The prototype supports detached HS256 signatures for local/dev workflows and Ed25519 detached signatures for public-key verification. The signature is excluded from the event hash payload and can be rotated by `kid`:

```bash
jep-claude-replay keygen .local/keyring.json --kid local-1
jep-claude-replay sign examples/archives/simple_tool_session.jsonl --keyring .local/keyring.json \
-o examples/archives/simple_tool_session.signed.jsonl
jep-claude-replay verify examples/archives/simple_tool_session.signed.jsonl --keyring .local/keyring.json
jep-claude-replay rotate-key .local/keyring.json local-2

# Public-key mode
jep-claude-replay keygen .local/ed25519-keyring.json --kid ed-1 --alg Ed25519
jep-claude-replay sign examples/archives/simple_tool_session.jsonl --keyring .local/ed25519-keyring.json --alg Ed25519 \
-o examples/archives/simple_tool_session.ed25519.jsonl
```

## 13. Artifact manifests, diff verification, provenance, evidence policy

- Golden archive tests pin canonical events, event hashes, signatures, and replay output to catch compatibility regressions.
- Artifact manifests record digest, size, media type, role, and redaction mode for replay-safe evidence bundles.
- Diff-aware verification plugins validate required or forbidden additions in file edits.
- Browser/API provenance adapters capture query/request/response digests, origins, status, and preview policy.
- Evidence policies support `digest-only`, `digest-preview`, and tightly scoped `allow-raw` modes.
- Layered verification profiles report `basic`, `chain`, `signature`, `replay`, `evidence`, and `policy` results.

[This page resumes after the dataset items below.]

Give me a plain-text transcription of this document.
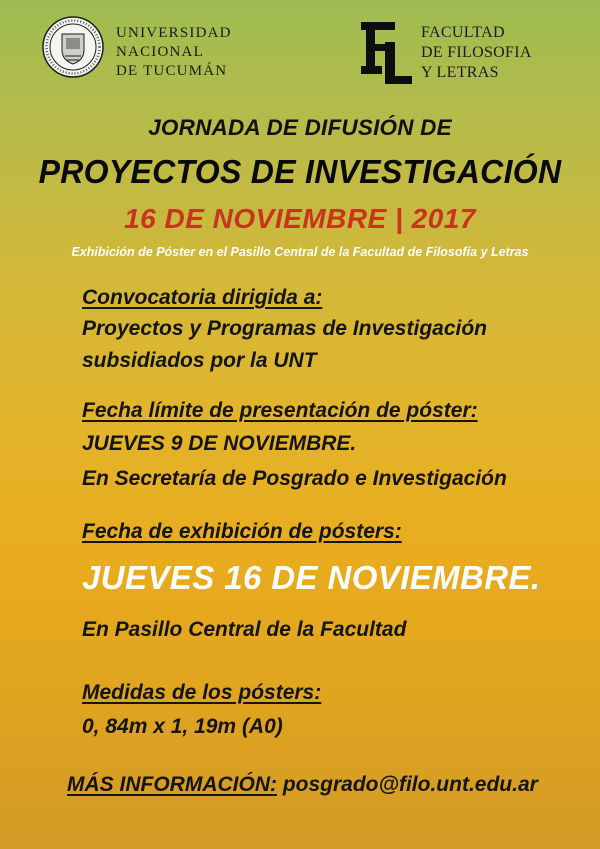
UNIVERSIDAD
NACIONAL
DE TUCUMÁN
FACULTAD
DE FILOSOFIA
Y LETRAS
JORNADA DE DIFUSIÓN DE
PROYECTOS DE INVESTIGACIÓN
16 DE NOVIEMBRE | 2017
Exhibición de Póster en el Pasillo Central de la Facultad de Filosofía y Letras
Convocatoria dirigida a:
Proyectos y Programas de Investigación
subsidiados por la UNT
Fecha límite de presentación de póster:
JUEVES 9 DE NOVIEMBRE.
En Secretaría de Posgrado e Investigación
Fecha de exhibición de pósters:
JUEVES 16 DE NOVIEMBRE.
En Pasillo Central de la Facultad
Medidas de los pósters:
0, 84m x 1, 19m (A0)
MÁS INFORMACIÓN: posgrado@filo.unt.edu.ar
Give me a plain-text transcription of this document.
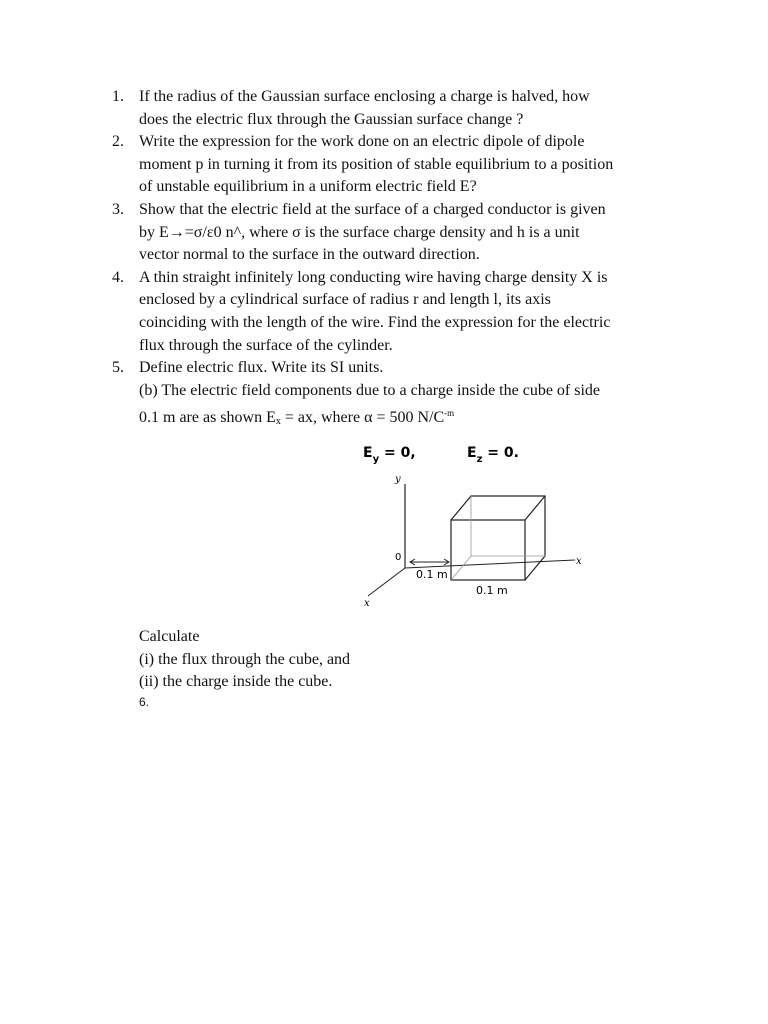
1. If the radius of the Gaussian surface enclosing a charge is halved, how
does the electric flux through the Gaussian surface change ?
2. Write the expression for the work done on an electric dipole of dipole
moment p in turning it from its position of stable equilibrium to a position
of unstable equilibrium in a uniform electric field E?
3. Show that the electric field at the surface of a charged conductor is given
by E→=σ/ε0 n^, where σ is the surface charge density and h is a unit
vector normal to the surface in the outward direction.
4. A thin straight infinitely long conducting wire having charge density X is
enclosed by a cylindrical surface of radius r and length l, its axis
coinciding with the length of the wire. Find the expression for the electric
flux through the surface of the cylinder.
5. Define electric flux. Write its SI units.
(b) The electric field components due to a charge inside the cube of side
0.1 m are as shown $E_x$ = ax, where α = 500 $N/C^{-m}$
$E_y = 0$,	$E_z = 0$.
y
x
x
0
0.1 m
0.1 m
Calculate
(i) the flux through the cube, and
(ii) the charge inside the cube.
6.
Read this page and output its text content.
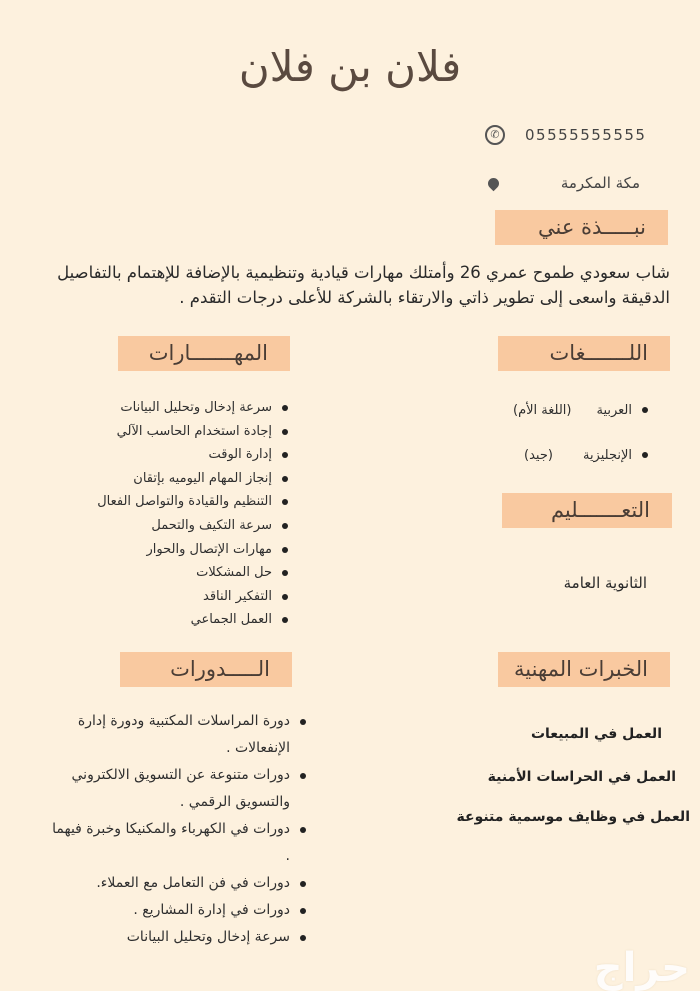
فلان بن فلان
✆	05555555555
مكة المكرمة
نبـــــذة عني
شاب سعودي طموح عمري 26 وأمتلك مهارات قيادية وتنظيمية بالإضافة للإهتمام بالتفاصيل الدقيقة واسعى إلى تطوير ذاتي والارتقاء بالشركة للأعلى درجات التقدم .
اللـــــــغات
العربية(اللغة الأم)
الإنجليزية(جيد)
المهـــــــارات
سرعة إدخال وتحليل البيانات
إجادة استخدام الحاسب الآلي
إدارة الوقت
إنجاز المهام اليوميه بإتقان
التنظيم والقيادة والتواصل الفعال
سرعة التكيف والتحمل
مهارات الإتصال والحوار
حل المشكلات
التفكير الناقد
العمل الجماعي
التعـــــــليم
الثانوية العامة
الخبرات المهنية
العمل في المبيعات
العمل في الحراسات الأمنية
العمل في وظايف موسمية متنوعة
الـــــدورات
دورة المراسلات المكتبية ودورة إدارة الإنفعالات .
دورات متنوعة عن التسويق الالكتروني والتسويق الرقمي .
دورات في الكهرباء والمكنيكا وخبرة فيهما .
دورات في فن التعامل مع العملاء.
دورات في إدارة المشاريع .
سرعة إدخال وتحليل البيانات
حراج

## 14. Artifact pack export/import

A `.jcrpack` bundles `archive.jsonl`, `manifest.json`, evidence files, `signatures.json`, and `verification-report.json` for replay-safe transport. Because `.jcrpack` is a zip container, generated pack files are intentionally ignored by git so pull requests stay text-reviewable:

```bash
jep-claude-replay pack examples/archives/simple_tool_session.signed.jsonl \
-o examples/packs/simple_tool_session.jcrpack \
--evidence examples/mock_claude_session/simple_tool_session.json \
--keyring examples/keyrings/example_keyring.json

jep-claude-replay unpack examples/packs/simple_tool_session.jcrpack -o /tmp/jcrpack
```

## 15. Security and privacy limitations

- `shell.run` is mocked and never executes a real command.
- `filesystem.write` is sandbox-scoped in the mock MCP wrapper.
- Digests and previews reduce raw evidence exposure but are not a complete privacy solution.
- HS256 signatures are real stdlib MACs but are not public-key signatures and are not a production key-management system.
- Verification is prototype verification, not a legal or compliance guarantee.

## 16. Roadmap

- Add more Claude Code transcript dialect fixtures.
- Add optional KMS-backed detached signatures.
- Add richer evidence artifact manifests and encrypted evidence stores.
- Add more diff-aware verification plugins.
- Add browser/API provenance adapters for concrete tool providers.
- Build and publish the React Flow UI as package assets.

## Examples

- `simple_tool_session`: read-only file inspection, Replay PASS.
- `code_edit_session`: sandbox edit and mock diff verification, Replay PASS.
- `tampered_session`: manually edited event field, Replay FAIL.
- `claude_code_import`: imported Claude Code-style transcript, Replay PASS.
- `mcp_import`: imported MCP JSON-RPC transcript, Replay PASS.
- `matrix_*`: Claude Code dialect matrix for tool failure, permission denied, file patch, shell output, and MCP multi-server flows.
- `examples/packs/`: output directory for generated `.jcrpack` bundles; binary pack files are intentionally gitignored to keep PR diffs reviewable.

Claude is not just chatting. Claude is running. And its run can be replayed.